Difficile mais pas impossible

Concilier les exigences de l’initiative sur l’immigration de masse et les obligations européennes de la Suisse est un exercice difficile mais pas impossible, selon Simonetta Sommaruga.

Une des difficultés réside dans le fait que le dossier avance à des vitesses différentes au niveau national et au niveau européen. Il s’agit pour le gouvernement d’agir étapes par étapes. Trois scénarios pourront se dessiner dans les pourparlers avec Bruxelles: le Suisse obtient tout, rien, ou un résultat intermédiaire.

Il en ira de même de l’accueil du projet mis en consultation, a ajouté Simonetta Sommaruga. Le dossier continue d’évoluer et le gouvernement fera régulièrement le point.

Quelques dates

9 février 2014: l’initiative de l’UDC «contre l’immigration de masse» est acceptée par 50,3% des suffrages. La Commission européenne réagit immédiatement.

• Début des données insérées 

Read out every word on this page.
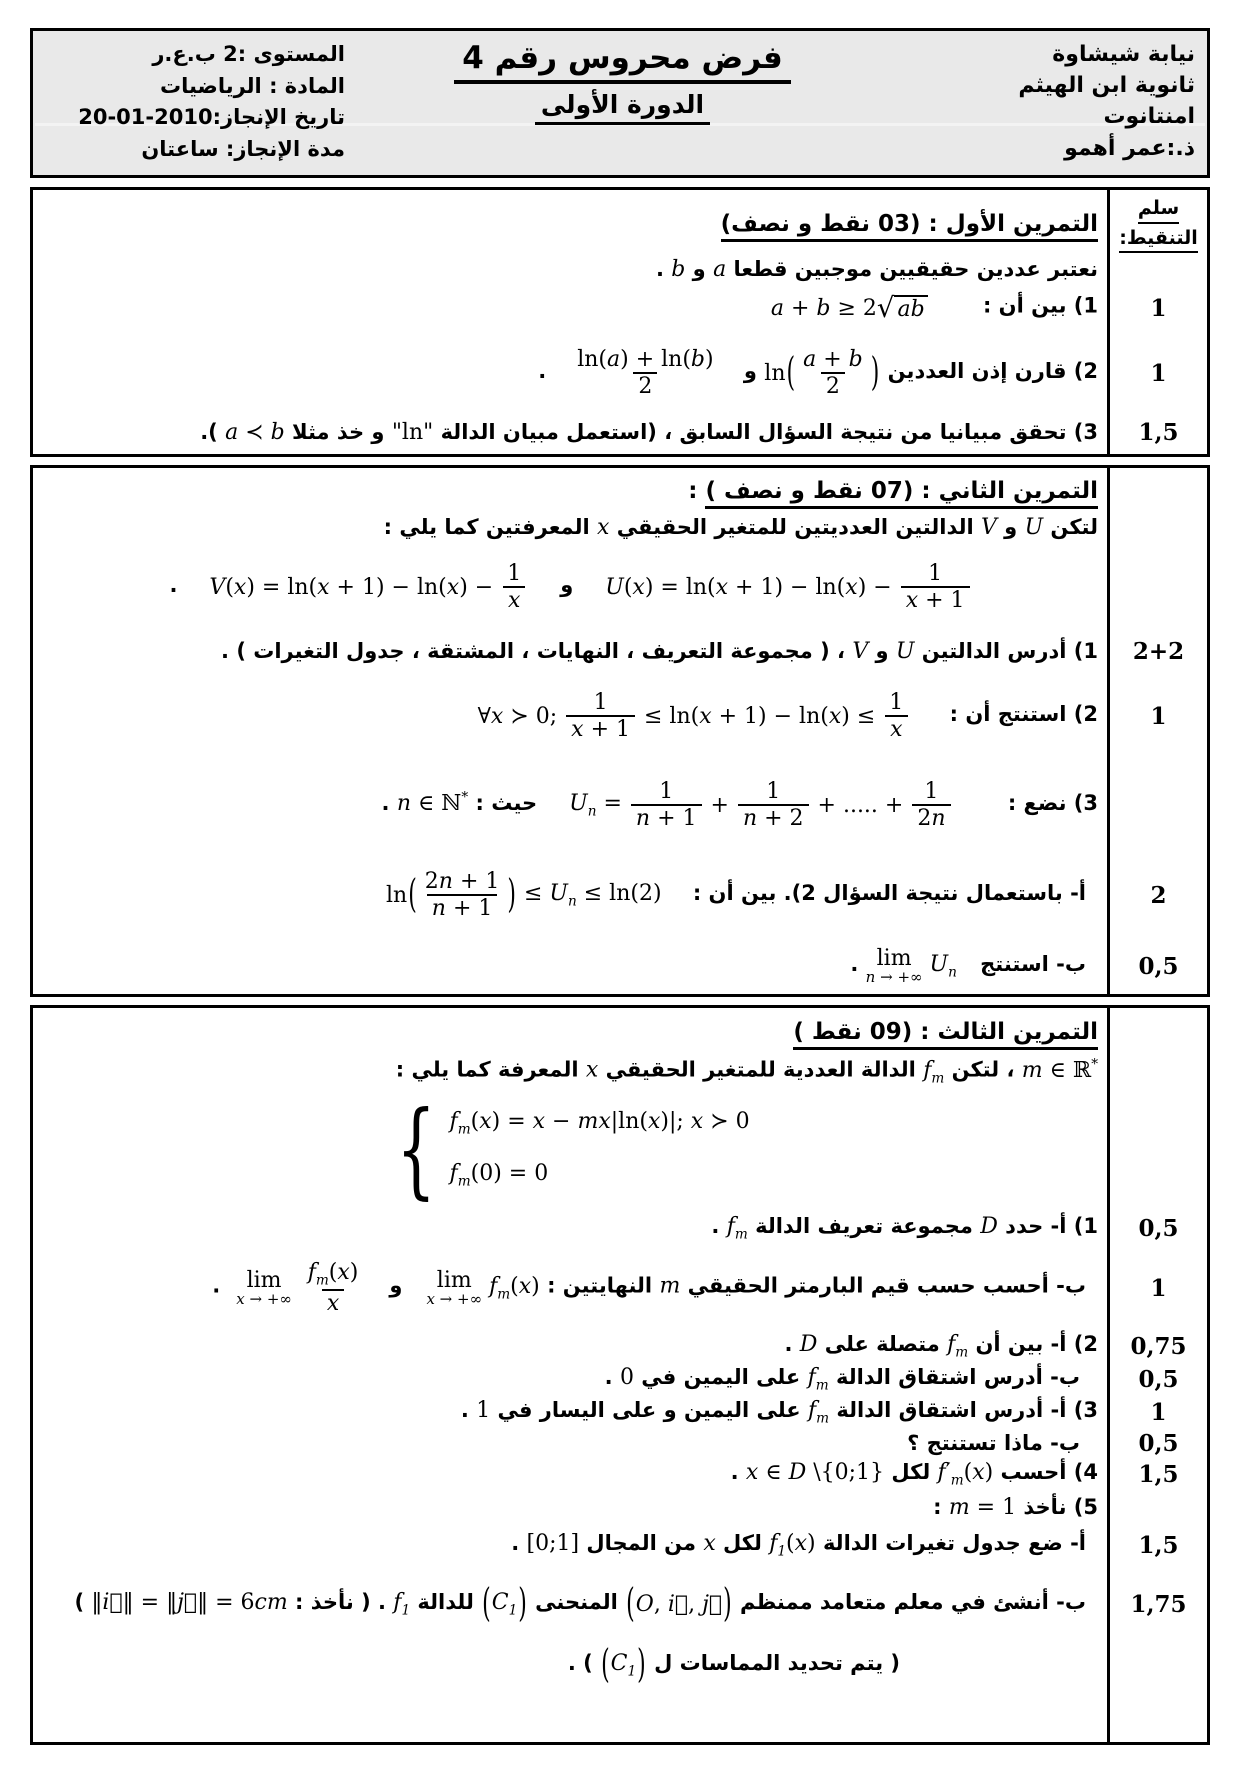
نيابة شيشاوة
ثانوية ابن الهيثم
امنتانوت
ذ.:عمر أهمو
فرض محروس رقم 4
الدورة الأولى
المستوى :2 ب.ع.ر
المادة : الرياضيات
تاريخ الإنجاز:2010-01-20
مدة الإنجاز: ساعتان
سلم
التنقيط:
التمرين الأول : (03 نقط و نصف)
نعتبر عددين حقيقيين موجبين قطعا a و b .
1
1) بين أن :
a + b ≥ 2 √ ab
1
2) قارن إذن العددين
ln ( $\frac{a + b}{2}$ )
و
$\frac{\ln(a) + \ln(b)}{2}$
.
1,5
3) تحقق مبيانيا من نتيجة السؤال السابق ، (استعمل مبيان الدالة "ln" و خذ مثلا a ≺ b ).
التمرين الثاني : (07 نقط و نصف ) :
لتكن U و V الدالتين العدديتين للمتغير الحقيقي x المعرفتين كما يلي :
$U(x) = \ln(x + 1) - \ln(x) - \frac{1}{x + 1}$
و
$V(x) = \ln(x + 1) - \ln(x) - \frac{1}{x}$
.
2+2
1) أدرس الدالتين U و V ، ( مجموعة التعريف ، النهايات ، المشتقة ، جدول التغيرات ) .
1
2) استنتج أن :
∀x ≻ 0; $\frac{1}{x + 1} \le \ln(x + 1) - \ln(x) \le \frac{1}{x}$
3) نضع :
$U_n = \frac{1}{n + 1} + \frac{1}{n + 2}$ + ..... + $\frac{1}{2n}$
حيث : n ∈ ℕ* .
2
أ- باستعمال نتيجة السؤال 2). بين أن :
ln ( $\frac{2n + 1}{n + 1}$ ) ≤ $U_n \le \ln(2)$
0,5
ب- استنتج
lim
n → +∞ $U_n$
.
التمرين الثالث : (09 نقط )
m ∈ ℝ* ، لتكن $f_m$ الدالة العددية للمتغير الحقيقي x المعرفة كما يلي :
{ $f_m(x) = x - mx|\ln(x)|$; x ≻ 0
$f_m(0) = 0$
0,5
1) أ- حدد D مجموعة تعريف الدالة $f_m$ .
1
ب- أحسب حسب قيم البارمتر الحقيقي m النهايتين :
lim
x → +∞ $f_m(x)$
و
lim
x → +∞ $\frac{f_m(x)}{x}$
.
0,75
2) أ- بين أن $f_m$ متصلة على D .
0,5
ب- أدرس اشتقاق الدالة $f_m$ على اليمين في 0 .
1
3) أ- أدرس اشتقاق الدالة $f_m$ على اليمين و على اليسار في 1 .
0,5
ب- ماذا تستنتج ؟
1,5
4) أحسب $f'_m(x)$ لكل x ∈ D \{0;1} .
5) نأخذ m = 1 :
1,5
أ- ضع جدول تغيرات الدالة $f_1(x)$ لكل x من المجال [0;1] .
1,75
ب- أنشئ في معلم متعامد ممنظم
( O, i⃗, j⃗ )
المنحنى
( $C_1$ )
للدالة $f_1$ . ( نأخذ : ‖i⃗‖ = ‖j⃗‖ = 6cm )
( يتم تحديد المماسات ل
( $C_1$ )
) .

22 mai: la Suisse et l’UE entament à Berne la négociation d’un accord-cadre pour rénover la voie bilatérale.

20 juin: le Conseil fédéral opte pour une application stricte du texte. Dès février 2017, l’immigration serait soumise à des contingents dès quatre mois de séjour. Des contingents seront attribués aux cantons une fois par an.

7 juillet: Berne demande la révision de l’accord sur la libre circulation des personnes avec l’UE afin de l’adapter à la nouvelle donne constitutionnelle.

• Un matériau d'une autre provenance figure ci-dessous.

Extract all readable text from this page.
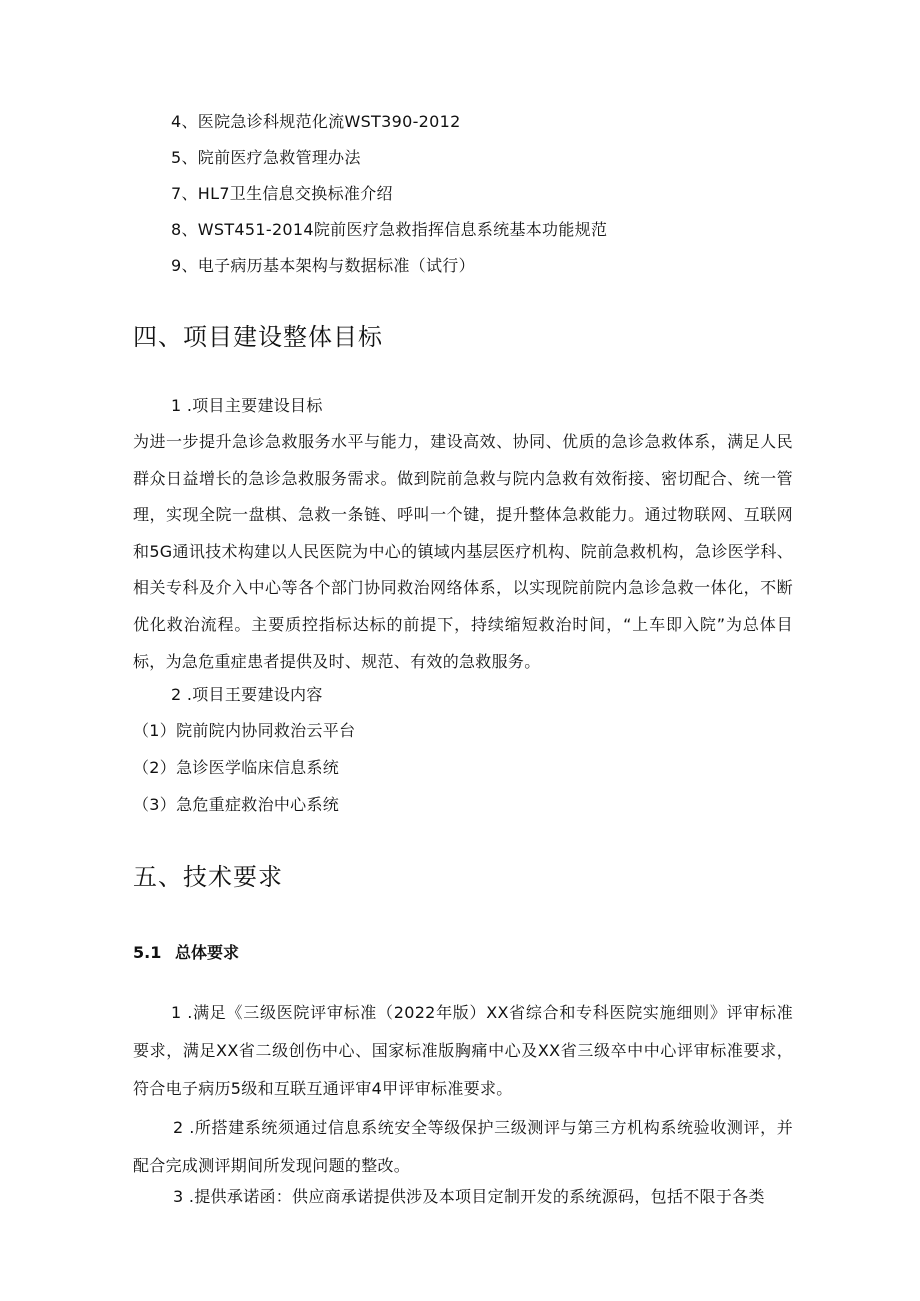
4、医院急诊科规范化流WST390-2012
5、院前医疗急救管理办法
7、HL7卫生信息交换标准介绍
8、WST451-2014院前医疗急救指挥信息系统基本功能规范
9、电子病历基本架构与数据标准（试行）
四、项目建设整体目标
1 .项目主要建设目标
为进一步提升急诊急救服务水平与能力，建设高效、协同、优质的急诊急救体系，满足人民群众日益增长的急诊急救服务需求。做到院前急救与院内急救有效衔接、密切配合、统一管理，实现全院一盘棋、急救一条链、呼叫一个键，提升整体急救能力。通过物联网、互联网和5G通讯技术构建以人民医院为中心的镇域内基层医疗机构、院前急救机构，急诊医学科、相关专科及介入中心等各个部门协同救治网络体系，以实现院前院内急诊急救一体化，不断优化救治流程。主要质控指标达标的前提下，持续缩短救治时间，“上车即入院”为总体目标，为急危重症患者提供及时、规范、有效的急救服务。
2 .项目王要建设内容
（1）院前院内协同救治云平台
（2）急诊医学临床信息系统
（3）急危重症救治中心系统
五、技术要求
5.1 总体要求
1 .满足《三级医院评审标准（2022年版）XX省综合和专科医院实施细则》评审标准要求，满足XX省二级创伤中心、国家标准版胸痛中心及XX省三级卒中中心评审标准要求，符合电子病历5级和互联互通评审4甲评审标准要求。
2 .所搭建系统须通过信息系统安全等级保护三级测评与第三方机构系统验收测评，并配合完成测评期间所发现问题的整改。
3 .提供承诺函：供应商承诺提供涉及本项目定制开发的系统源码，包括不限于各类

25 juillet: l’UE rejette la demande de renégociation mais ouvre la porte pour discuter de «problèmes pratiques liés à l’application de l’accord».

30 novembre: le peuple rejette l’initiative Ecopop «Halte à la surpopulation – Oui à la préservation durable des ressources naturelles» par 74,1% des voix.

2 décembre: le groupe «Sortons de l’impasse» RASA lance une initiative éponyme pour revenir sur la votation du 9 février.

3 décembre: le Conseil fédéral réduit au niveau de 2000 le contingent d’étrangers qualifiés non UE dès 2015, afin d’envoyer un «signal».

2 février 2015: la présidente de la Confédération Simonetta Sommaruga et le président de la Commission européenne Jean-Claude Juncker se rencontrent à Bruxelles mais leurs positions restent éloignées.

3 février: la ministre des Finances Eveline Widmer-Schlumpf estime qu’une nouvelle votation pourrait être nécessaire.